Gizlenen gerçekler
Erhan Başyurt 01 Ocak 1970
Türkiye tarihinin en sıkıntılı dönemlerinden birini yaşıyor.
Medya bağımsız ve tarafsız yayın imkanına sahip olmadığı halk gerçekleri öğrenemiyor ve yaşananların gerçek boyutu halktan gizleniyor.
İktidarın uzun yıllardır halının altına süpürdükleri, birikmiş sorunlar, büyük krizler ve çatışmalar olarak karşımıza çıkıyor.
***
Bölücü terörle mücadelede, 1990'lara dönüldü.
7 Haziran'dan bu yana şehit sayımız, Kıbrıs Barış Harekatı'nda verdiğimiz kayıpları aştı.
Her gün bombalı saldırı ya da uzun namlulu silahlarla yeni şehitler veriyoruz.
Jandarma ve polis karakollarına bombalı araçlarla saldırılar düzenleniyor...
Yıkılmış şehir merkezleri adeta Suriye görüntüleri veriyor.
300 bin insan kış günü göçe zorlanıyor...
Ancak medya susturulduğu için, iktidarın ‘hipnoz'u ile yürek yakan bu acıların üstü örtülüyor. Yazılmıyor. Görüntüler paylaşılmıyor. Yokmuş gibi davranılıyor...
***
Türkiye, bir taraftan da sınır aşan IŞİD terörü ile tanışıyor.
İlk defa yabancı bir örgüt bu çapta ve organize şekilde topraklarımızda saldırılar gerçekleştiriyor.

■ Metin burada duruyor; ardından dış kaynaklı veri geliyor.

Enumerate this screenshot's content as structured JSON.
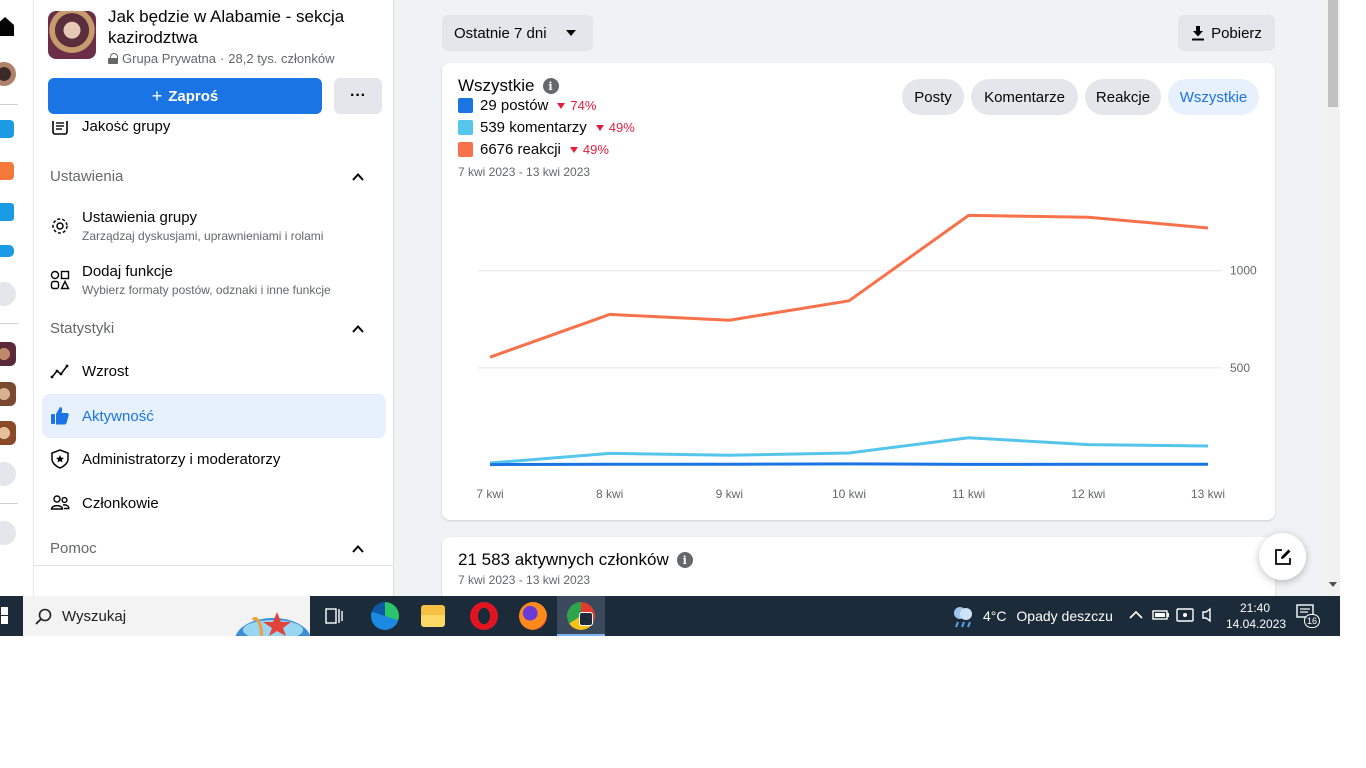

Kilis'e sürekli roketler atılıyor. Sivil halk evinde, balkonunda gelişigüzel öldürülüyor. Şehit ediliyor.
Şehirlerde bombalı saldırılar düzenleniyor. Artık tarihi camii önünde bile rahatlıkla saldırı gerçekleştiriliyor.
***
Çözüm Süreci ile PKK'nın bugünkü saldırılarına ve kanlı eylemlerine Nasıl fırsat sağlandıysa, IŞİD'e karşı yakın zamana kadar gösterilen tolerans da bugünkü kanlı saldırılara perde araladı.
IŞİD'in Türkiye'yi insan koridoru ve malzeme lojistik üssü gibi kullanmasına göz yumuldu.
Gaziantep, Adıyaman gibi Doğu illerinde, İstanbul'da hatta başkent Ankara'da IŞİD'in adam devşirmesine göz yumuldu.
Tüm dostça uyarılar kulak arkası edildi. Hatta uyaranlar ‘vatan haini' ilan edildi. Bugünkü kanlı sürece zemin hazırlandı.
***
İktidarın stratejik hesap hataları, ihtiras ve siyasi hevesleri, kendisinin gerçekleri görmesini engellediği gibi toplumun da hakikatleri öğrenip sorgulamasına izin verilmiyor.
Medyaya baskılar ve baskınlar, gazetecilere davalar ve hapis cezaları, halkın gerçekleri öğrenmesini ve görmesini engellemeye yönelik...
Bu otoriter/totaliter tutumlarında maalesef önemli oranda başarılı da oldular.
Muhalefetin sesini duyurması artık mümkün değil. İktidar ise bir göz işaretiyle istediği konuşmayı 20 kanalda canlı yayınlatıp 10 gazeteye manşet yaptırma imkanına sahip.
***
İktidar bu güç sarhoşluğu içinde kendi içindeki ‘taht kavgaları'nı perdeliyor. Bir lider kültü kuruyor.
Türkiye, ‘paralel' yalanlarlar ve paranoyalar ile uyutuluyor. ‘Cambaza bak' denilerek adeta hipnoz ediliyor.
PKK ve IŞİD gibi gerçek terör örgütleri ise, iktidarın ihmalleri sayesinde, serpilip, güçlenip ülkeyi ‘yoğun çatışma' veya ‘iç savaş' aşamasına getiriyorlar.
Türkiye, halktan ne kadar başarıyla gizlenirse gizlensin, tarihinin en sıkıntılı dönemlerinden birini yaşıyor.
Gerçekleri gizlemek bu krizleri küçültmez, aksine hastalığın teşhisini engellemek gibi krizin daha da derinleşmesine neden olabilir.